Drama di Final Piala Afrika 2025

Maroko harus menelan pil pahit usai menyerah 0-1 dari Senegal dalam laga final yang penuh drama pada Senin (19/1) dini hari WIB. Pertandingan sempat diwarnai kontroversi ketika gol Senegal di injury time dianulir, namun Maroko kemudian diganjar penalti setelah tinjauan VAR.

Keputusan penalti tersebut memicu protes keras dari para pemain Senegal yang sempat meninggalkan lapangan. Setelah mereka bersedia melanjutkan permainan, Brahim Diaz maju sebagai eksekutor penalti bagi Maroko. Namun, tendangannya yang menggunakan teknik panenka berhasil diantisipasi oleh kiper Senegal.

Tak lama berselang, Papa Gueye berhasil mencetak gol kemenangan untuk Senegal, memastikan timnya keluar sebagai juara.

Diaz Ambil Tanggung Jawab Penuh

Banyak pihak menyalahkan Brahim Diaz atas kegagalan Maroko meraih gelar juara. Pesepakbola berdarah Spanyol itu dianggap mengambil risiko besar dengan memilih teknik panenka di momen krusial pertandingan.

Menanggapi hal tersebut, Brahim Diaz menyampaikan permintaan maaf sebesar-besarnya kepada seluruh publik Maroko melalui unggahan di akun Instagram pribadinya.

Advertisement

“Jiwaku terluka,” tulis pesepakbola berusia 26 tahun itu di awal keterangannya. “Aku bisa memimpikan titel juara ini karena seluruh cinta yang kalian berikan kepadaku, setiap pesan, setiap dukungan yang membuatku merasa bahwa aku tidak sendirian. Aku berjuang dengan semua hal yang kumiliki, terutama dengan hatiku.”

“Kemarin, aku gagal dan aku bertanggung jawab penuh. Aku minta maaf dari lubuk hatiku yang terdalam. Akan sulit bagiku untuk pulih, karena luka ini tidak akan sembuh dengan mudah… tapi aku akan berusaha.
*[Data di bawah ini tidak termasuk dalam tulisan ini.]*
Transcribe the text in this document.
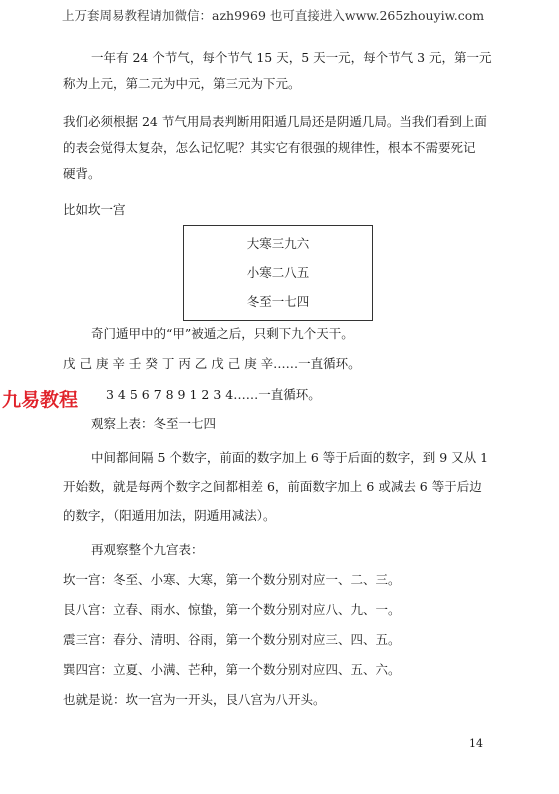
上万套周易教程请加微信：azh9969 也可直接进入www.265zhouyiw.com
一年有 24 个节气，每个节气 15 天，5 天一元，每个节气 3 元，第一元
称为上元，第二元为中元，第三元为下元。
我们必须根据 24 节气用局表判断用阳遁几局还是阴遁几局。当我们看到上面
的表会觉得太复杂，怎么记忆呢？其实它有很强的规律性，根本不需要死记
硬背。
比如坎一宫
大寒三九六
小寒二八五
冬至一七四
奇门遁甲中的“甲”被遁之后，只剩下九个天干。
戊 己 庚 辛 壬 癸 丁 丙 乙 戊 己 庚 辛……一直循环。
九易教程 3 4 5 6 7 8 9 1 2 3 4……一直循环。
观察上表：冬至一七四
中间都间隔 5 个数字，前面的数字加上 6 等于后面的数字，到 9 又从 1
开始数，就是每两个数字之间都相差 6，前面数字加上 6 或减去 6 等于后边
的数字，（阳遁用加法，阴遁用减法）。
再观察整个九宫表：
坎一宫：冬至、小寒、大寒，第一个数分别对应一、二、三。
艮八宫：立春、雨水、惊蛰，第一个数分别对应八、九、一。
震三宫：春分、清明、谷雨，第一个数分别对应三、四、五。
巽四宫：立夏、小满、芒种，第一个数分别对应四、五、六。
也就是说：坎一宫为一开头，艮八宫为八开头。
14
Bukan untuk diriku sendiri, melainkan untuk setiap orang yang percaya kepadaku dan untuk setiap orang yang menderita bersamaku.”

“Aku akan terus maju sampai saat aku bisa mengembalikan seluruh cinta dari kalian dan menjadi sebuah sumber kebanggaan untuk seluruh orang Maroko,” Brahim Diaz mengakhiri.

Demikian dilaporkan oleh Daily Mail.